Selama lebih dari satu dekade, ia melakukan berbagai upaya teknis untuk menembus pertahanan dompet digitalnya sendiri. Ia bahkan sempat menggunakan metode brute-force melalui perangkat lunak sumber terbuka bernama btcrecover untuk memecahkan enkripsi file yang terkunci.
Sayangnya, ribuan percobaan tersebut tidak membuahkan hasil yang menggembirakan bagi sang pemilik. Kegagalan demi kegagalan ini sempat membuatnya hampir menyerah karena sistem keamanan Bitcoin memang dirancang sangat ketat agar tidak mudah ditembus pihak lain.
Peran Kecerdasan Buatan dalam Pemulihan Aset
Secercah harapan muncul ketika ia memutuskan untuk memanfaatkan teknologi kecerdasan buatan (AI) bernama Claude. Ia mencoba melakukan pendekatan berbeda dengan mengunggah seluruh data dari komputer lamanya ke dalam sistem AI tersebut untuk dianalisis secara mendalam.
AI tersebut bekerja secara sistematis memindai ribuan baris kode dan file cadangan yang tersimpan bertahun-tahun. Hasilnya mengejutkan, Claude berhasil menemukan file cadangan lama yang ternyata sudah pernah dideskripsi sebelumnya namun terlupakan oleh pemiliknya.
Selain menemukan file penting, teknologi AI ini juga berhasil mengidentifikasi adanya bug atau kesalahan teknis dalam struktur password. Masalah inilah yang selama ini membuat metode pemulihan konvensional selalu gagal meskipun petunjuk password sudah mendekati benar.
Keberhasilan Mendekripsi Kunci Pribadi
Berkat bantuan instruksi dari Claude, pemilik akun tersebut akhirnya mampu memperbaiki kesalahan teknis pada sistem pemulihannya.

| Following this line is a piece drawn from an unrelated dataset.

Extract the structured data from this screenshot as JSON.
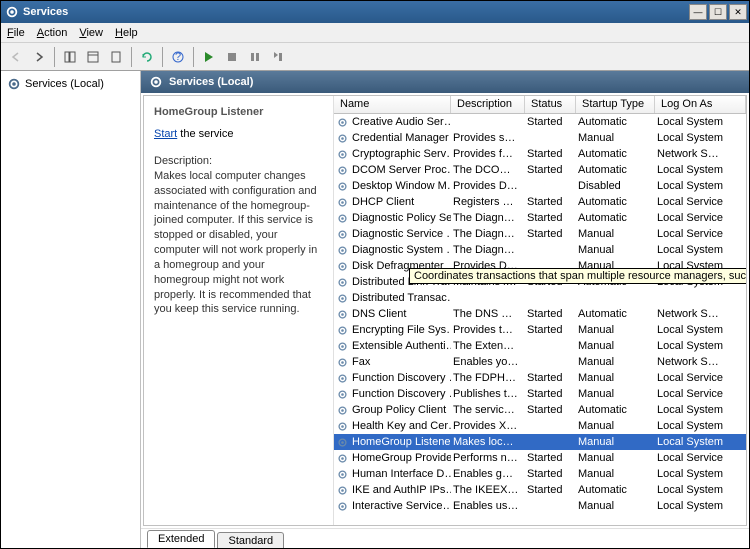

AI tersebut membantu menjalankan kembali program btcrecover dengan parameter yang jauh lebih akurat berdasarkan data yang ditemukan.
Proses ini akhirnya berhasil mendekripsi kunci pribadi (private key) yang selama 11 tahun terkunci rapat. Tanpa menunggu lama, pemilik Bitcoin tersebut langsung memindahkan seluruh asetnya ke dompet digital baru yang lebih aman dan terjamin aksesnya.
Langkah ini dianggap sebagai kemajuan besar dalam dunia keamanan siber dan pemanfaatan teknologi AI untuk kripto. Jika sebelumnya proses serupa membutuhkan waktu berbulan-bulan oleh tim ahli, kini kecerdasan buatan bisa mempercepat durasi pencarian solusi secara signifikan.
Perbandingan dengan Kasus Kehilangan Bitcoin Lainnya
Keberhasilan ini sangat kontras dengan nasib tragis beberapa investor Bitcoin lainnya yang kehilangan aset dalam jumlah lebih besar. Salah satu kasus yang paling terkenal adalah James Howells, seorang pria yang tidak sengaja membuang hard drive berisi 8.000 BTC ke tempat sampah.
Hingga saat ini, Howells masih terlibat konflik hukum dengan otoritas setempat untuk mendapatkan izin menggali tempat pembuangan sampah akhir. Nilai asetnya yang mencapai triliunan rupiah tetap terkubur karena tidak adanya akses fisik terhadap perangkat penyimpanan tersebut.
Kasus pemulihan 5 BTC ini memberikan pelajaran berharga bagi para investor mengenai pentingnya manajemen kata sandi. Meskipun AI kini bisa membantu, pencegahan dengan menyimpan seed phrase secara fisik tetap menjadi metode keamanan terbaik di industri blockchain.